Landkreis (kai) - Zug ist noch nicht so richtig drin im Volksbegehren "Für echten Nichtraucherschutz". Seit Donnerstag letzter Woche können sich Unterstützer des von der Ökologisch-Demokratischen Partei (ÖDP) in Bayern initiierten Volksbegehrens in die Listen eintragen.

Jetzt ist Halbzeit - zumindest im Landkreis Günzburg geht das Ganze nur sehr schleppend voran, wie eine Umfrage der Günzburger Zeitung in einigen Städten und Gemeinden zeigt. Bayernweit müssen sich bis 2. Dezember zehn Prozent der Wahlberechtigten in die bei den Stadt- und Gemeindeverwaltungen ausliegenden Listen eingetragen haben, um aus dem Volksbegehren den eigentlichen Volksentscheid machen zu können.
Etwa 1,5 Prozent haben sich eingetragen
Tanja Walter, die Leiterin des Günzburger BürgerServiceBüros, hat am Montagabend eine Zwischenbilanz gezogen - etwa 1,5 Prozent der Wahlberechtigten hatten sich bis dahin im BürgerBüro eingetragen. "Es läuft sehr schleppend", sagt auch Christa Gütermann von der Stadt Leipheim.
Zahlen nennt Willi Berndorfner von der Verwaltungsgemeinschaft Ichenhausen. 135 von 7660 Wahlberechtigten haben bislang das Volksbegehren unterstützt - 121 in Ichenhausen, neun in Ellzee und fünf in Waldstetten. "Offenbar ist die Resonanz in den Großstädten besser", hat Berndorfner bei einem Vergleich der bisherigen bayernweiten Zahlen festgestellt.
Auch in der Verwaltungsgemeinschaft Offingen hält sich der Andrang in engen Grenzen. Nach Angaben von Lidia Heinze vom Bürgeramt sieht die Zwischenbilanz wie folgt aus: 66 Eintragungen bei 3131 Stimmberechtigten in Offingen, sieben von 1164 in Gundremmingen und zehn von 1237 in Rettenbach.
In dieses Bild passt auch Jettingen-Scheppach. Von 4950 Bürgerinnen und Bürgern haben sich bislang 105 eingetragen, wie Konrad Miller vom Hauptamt erklärte.
Viele Berufstätige, die außerhalb ihrer Heimatgemeinde arbeiten, tun sich schwer, sich während der Öffnungszeiten der Gemeindeverwaltungen in die Unterstützerlisten einzutragen. Auch wenn, wie etwa im Falle Ichenhausen, längere Öffnungszeiten und "Außenstellen" in den Stadtteilen angeboten werden.

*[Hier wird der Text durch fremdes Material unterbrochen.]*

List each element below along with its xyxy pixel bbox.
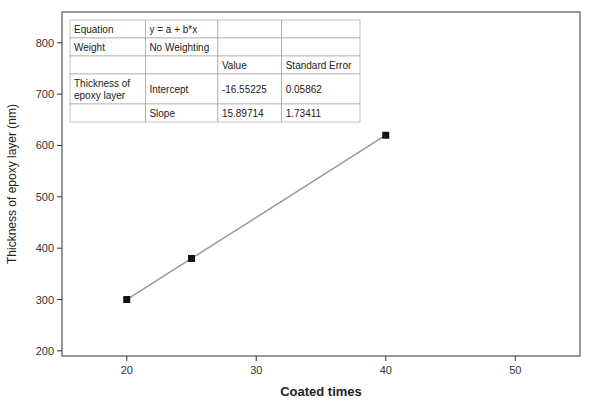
table-cell	[282, 104, 360, 122]
table-cell	[70, 38, 145, 56]
x-tick-label: 50	[509, 364, 521, 376]
table-text: No Weighting	[149, 42, 209, 53]
table-cell	[145, 56, 218, 74]
y-axis-label: Thickness of epoxy layer (nm)	[5, 104, 19, 264]
chart: 20 30 40 50 200 300 400 500 600 700 800 Coated time…	[0, 0, 595, 404]
x-tick	[385, 356, 386, 361]
table-cell	[70, 104, 145, 122]
table-text: Weight	[74, 42, 105, 53]
table-cell	[145, 74, 218, 104]
x-tick	[256, 356, 257, 361]
plot-area	[123, 132, 389, 303]
table-cell	[218, 38, 282, 56]
table-cell	[282, 38, 360, 56]
table-text: Thickness ofepoxy layer	[74, 78, 130, 101]
table-cell	[218, 20, 282, 38]
data-point	[123, 296, 130, 303]
x-tick-label: 20	[121, 364, 133, 376]
x-tick	[126, 356, 127, 361]
table-cell	[218, 104, 282, 122]
x-tick	[515, 356, 516, 361]
y-tick	[57, 196, 62, 197]
table-cell	[145, 20, 218, 38]
table-text: 15.89714	[222, 108, 264, 119]
table-text: 0.05862	[286, 84, 323, 95]
table-cell	[282, 74, 360, 104]
table-cell	[282, 20, 360, 38]
x-axis-label: Coated times	[280, 384, 362, 399]
data-line	[127, 135, 386, 299]
table-text: Standard Error	[286, 60, 352, 71]
table-cell	[70, 20, 145, 38]
table-cell	[218, 56, 282, 74]
y-tick	[57, 299, 62, 300]
y-tick	[57, 94, 62, 95]
y-tick	[57, 350, 62, 351]
y-tick	[57, 248, 62, 249]
x-tick-label: 30	[250, 364, 262, 376]
y-tick-label: 400	[36, 242, 54, 254]
table-cell	[145, 104, 218, 122]
y-tick	[57, 42, 62, 43]
table-cell	[145, 38, 218, 56]
x-tick-label: 40	[380, 364, 392, 376]
table-text: Value	[222, 60, 247, 71]
plot-frame	[62, 12, 580, 356]
table-cell	[70, 74, 145, 104]
table-text: y = a + b*x	[149, 24, 197, 35]
y-tick-label: 600	[36, 139, 54, 151]
table-text: -16.55225	[222, 84, 267, 95]
table-cell	[282, 56, 360, 74]
y-tick-label: 700	[36, 88, 54, 100]
y-tick-label: 200	[36, 345, 54, 357]
table-cell	[218, 74, 282, 104]
y-tick-label: 500	[36, 191, 54, 203]
fit-table: Equation y = a + b*x Weight No Weighting Val…	[70, 20, 360, 122]
table-text: 1.73411	[286, 108, 322, 119]
table-text: Equation	[74, 24, 113, 35]
y-tick-label: 800	[36, 37, 54, 49]
y-tick-label: 300	[36, 294, 54, 306]
y-tick	[57, 145, 62, 146]
data-point	[188, 255, 195, 262]
table-text: Intercept	[149, 84, 188, 95]
data-point	[382, 132, 389, 139]
table-text: Slope	[149, 108, 175, 119]
table-cell	[70, 56, 145, 74]
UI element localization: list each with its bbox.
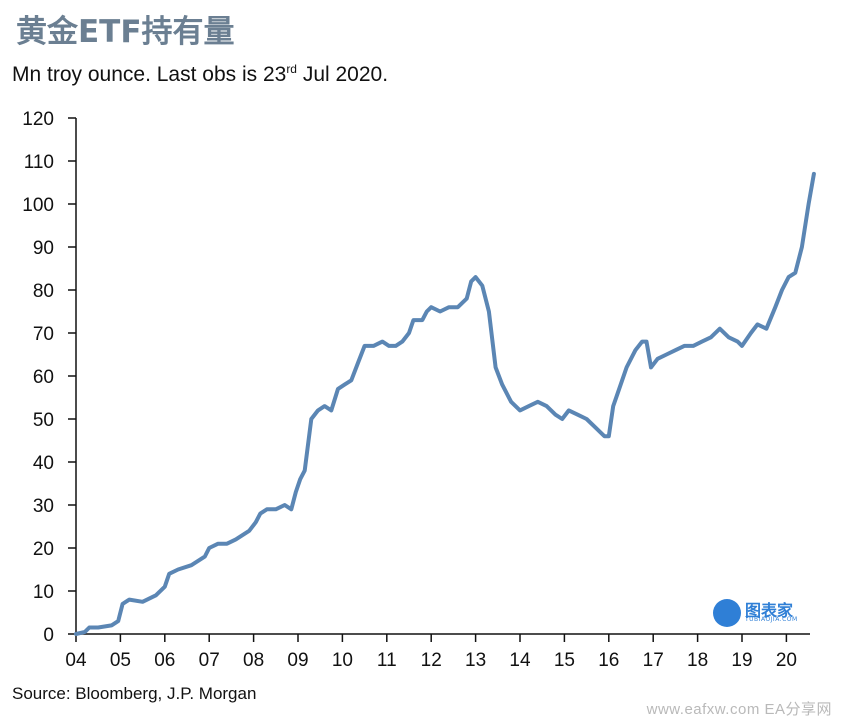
y-tick-label: 60 [33, 367, 54, 388]
y-tick-label: 80 [33, 281, 54, 302]
x-tick-label: 04 [65, 650, 87, 671]
subtitle-superscript: rd [286, 62, 297, 76]
x-tick-label: 17 [643, 650, 664, 671]
y-tick-label: 90 [33, 238, 54, 259]
logo-mark-icon [713, 599, 741, 627]
y-tick-label: 100 [22, 195, 54, 216]
y-tick-label: 120 [22, 109, 54, 130]
y-tick-label: 70 [33, 324, 54, 345]
source-note: Source: Bloomberg, J.P. Morgan [12, 684, 257, 703]
x-tick-label: 08 [243, 650, 264, 671]
x-tick-label: 14 [509, 650, 531, 671]
y-tick-label: 30 [33, 496, 54, 517]
y-tick-label: 110 [24, 152, 54, 173]
logo-text: 图表家 [745, 601, 794, 620]
series-line [74, 171, 816, 636]
x-tick-label: 13 [465, 650, 486, 671]
chart-title: 黄金ETF持有量 [16, 14, 235, 50]
x-tick-label: 15 [554, 650, 575, 671]
y-tick-label: 10 [33, 582, 54, 603]
x-tick-label: 20 [776, 650, 797, 671]
y-tick-label: 50 [33, 410, 54, 431]
x-tick-label: 09 [287, 650, 308, 671]
x-tick-label: 16 [598, 650, 619, 671]
y-axis: 0 10 20 30 40 50 60 70 80 90 100 110 120 [22, 109, 76, 646]
x-tick-label: 12 [421, 650, 442, 671]
x-tick-label: 19 [731, 650, 752, 671]
logo-subtext: TUBIAOJIA.COM [745, 616, 798, 623]
y-tick-label: 0 [43, 625, 54, 646]
x-axis: 04 05 06 07 08 09 10 11 12 13 14 15 16 17 18 19 20 [65, 634, 797, 671]
subtitle-text: Mn troy ounce. Last obs is 23 [12, 63, 287, 86]
x-tick-label: 11 [377, 650, 397, 671]
subtitle-date: Jul 2020. [296, 63, 389, 86]
x-tick-label: 06 [154, 650, 175, 671]
y-tick-label: 20 [33, 539, 54, 560]
tubiaojia-logo: 图表家 TUBIAOJIA.COM [713, 597, 805, 629]
x-tick-label: 18 [687, 650, 708, 671]
x-tick-label: 10 [332, 650, 353, 671]
x-tick-label: 05 [110, 650, 131, 671]
footer-watermark: www.eafxw.com EA分享网 [646, 701, 832, 718]
y-tick-label: 40 [33, 453, 54, 474]
x-tick-label: 07 [199, 650, 220, 671]
chart-subtitle: Mn troy ounce. Last obs is 23rd Jul 2020… [12, 62, 388, 87]
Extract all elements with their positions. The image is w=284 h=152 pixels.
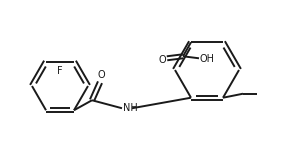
Text: F: F bbox=[57, 66, 63, 76]
Text: OH: OH bbox=[200, 54, 215, 64]
Text: NH: NH bbox=[123, 103, 138, 113]
Text: O: O bbox=[97, 70, 105, 80]
Text: O: O bbox=[158, 55, 166, 65]
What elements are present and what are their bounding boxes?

Wer will, kann sich deshalb in seiner Heimatgemeinde einen sogenannten "Eintragsschein" besorgen. Mit diesem Schein und dem Personalausweis kann man sich dann überall in Bayern in die Listen eintragen, wie Tanja Walter erklärt.
Voraussetzung für die Unterstützung des Volksbegehrens ist: Man muss 18 Jahre alt und Deutscher sein, außerdem muss sich der Wohnsitz seit mindestens drei Monaten in Bayern befinden.
Das Volksbegehren "Für echten Nichtraucherschutz" läuft noch bis Mittwoch, 2. Dezember.